Questo articolo ha 2 commenti.

  1. Fabrizio Brioschi

    Articolo ben fatto, anche se è molto difficile trasmettere ai non addetti quali siano i reali pericoli insiti in queste procedure. Difficile , molto difficile, far capire che “l’anestesia” non è una…”puntura” altrimenti detta “indormia” (!) che come un atto di “Padreterna” memoria fa sprofondare in un “sonno profondo” e…alè ci si può sbizzarrire con aperture di cavità addominali, toraciche, manovre su tutti i distretti su umani, cagnolini, gatti e…orsi! Mai toccato un orso? Io faccio l’anestesista rianimatore e davanti ad una descrizione di simili alterazioni di parametri funzionali nel mio paziente…comincerei ad essere nervoso. Molto nervoso:
    “… causando aumento della pressione arteriosa media, ipossiemia transitoria, ipoventilazione, acidosi lieve, progressivo aumento della temperatura.
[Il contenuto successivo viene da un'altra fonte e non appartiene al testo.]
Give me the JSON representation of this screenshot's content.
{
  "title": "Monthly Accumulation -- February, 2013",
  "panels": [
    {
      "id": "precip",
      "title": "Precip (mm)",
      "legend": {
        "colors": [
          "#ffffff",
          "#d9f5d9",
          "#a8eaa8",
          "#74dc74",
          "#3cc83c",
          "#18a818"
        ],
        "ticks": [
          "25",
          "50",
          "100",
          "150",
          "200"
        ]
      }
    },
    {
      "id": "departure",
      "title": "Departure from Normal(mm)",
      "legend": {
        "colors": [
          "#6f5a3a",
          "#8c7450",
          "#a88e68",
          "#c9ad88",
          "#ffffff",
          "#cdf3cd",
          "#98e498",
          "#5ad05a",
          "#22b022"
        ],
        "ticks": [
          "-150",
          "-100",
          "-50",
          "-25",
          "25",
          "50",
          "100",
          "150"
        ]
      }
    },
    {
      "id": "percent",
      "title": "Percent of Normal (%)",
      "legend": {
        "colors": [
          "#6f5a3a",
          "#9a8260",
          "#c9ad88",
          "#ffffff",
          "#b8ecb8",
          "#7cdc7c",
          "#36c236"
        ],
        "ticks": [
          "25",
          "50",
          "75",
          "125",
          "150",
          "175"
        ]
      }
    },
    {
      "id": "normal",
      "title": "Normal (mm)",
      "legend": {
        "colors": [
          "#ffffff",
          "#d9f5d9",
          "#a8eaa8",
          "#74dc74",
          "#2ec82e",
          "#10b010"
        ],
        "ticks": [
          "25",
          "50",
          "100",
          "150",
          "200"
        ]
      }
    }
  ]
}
Questi effetti, se non valutati in maniera opportuna e gestiti con interventi tempestivi, soprattutto in animali con patologie pregresse, possono portare a conseguenze serie.”
    Si lavora con un “orso”, del peso di alcune centinaia di Kg, dal carattere “sopito” ma per nulla trattabile, in mezzo ad una foresta e con mezzi ed operatività decisamente limitati…
    Chi non sa…taccia! si astenga dal giudicare il difficile lavoro altrui.

    1. alpvet

      Lo spirito con cui è stato scritto quest’articolo è proprio quello che riassumi nell’ultima frase. In tanti hanno parlato e scritto senza conoscere problematiche e difficoltà che esistono nel lavorare con la fauna selvatica e in ambienti in cui l’imprevisto è sempre dietro l’angolo.
      Prima di svolgere certe operazioni questi aspetti andavano assolutamente considerati, per ridurre ai minimi termini i rischi (pur sempre presenti).
      Grazie mille Fabrizio del tuo commento, che dall’alto della tua esperienza ci insegna davvero molto.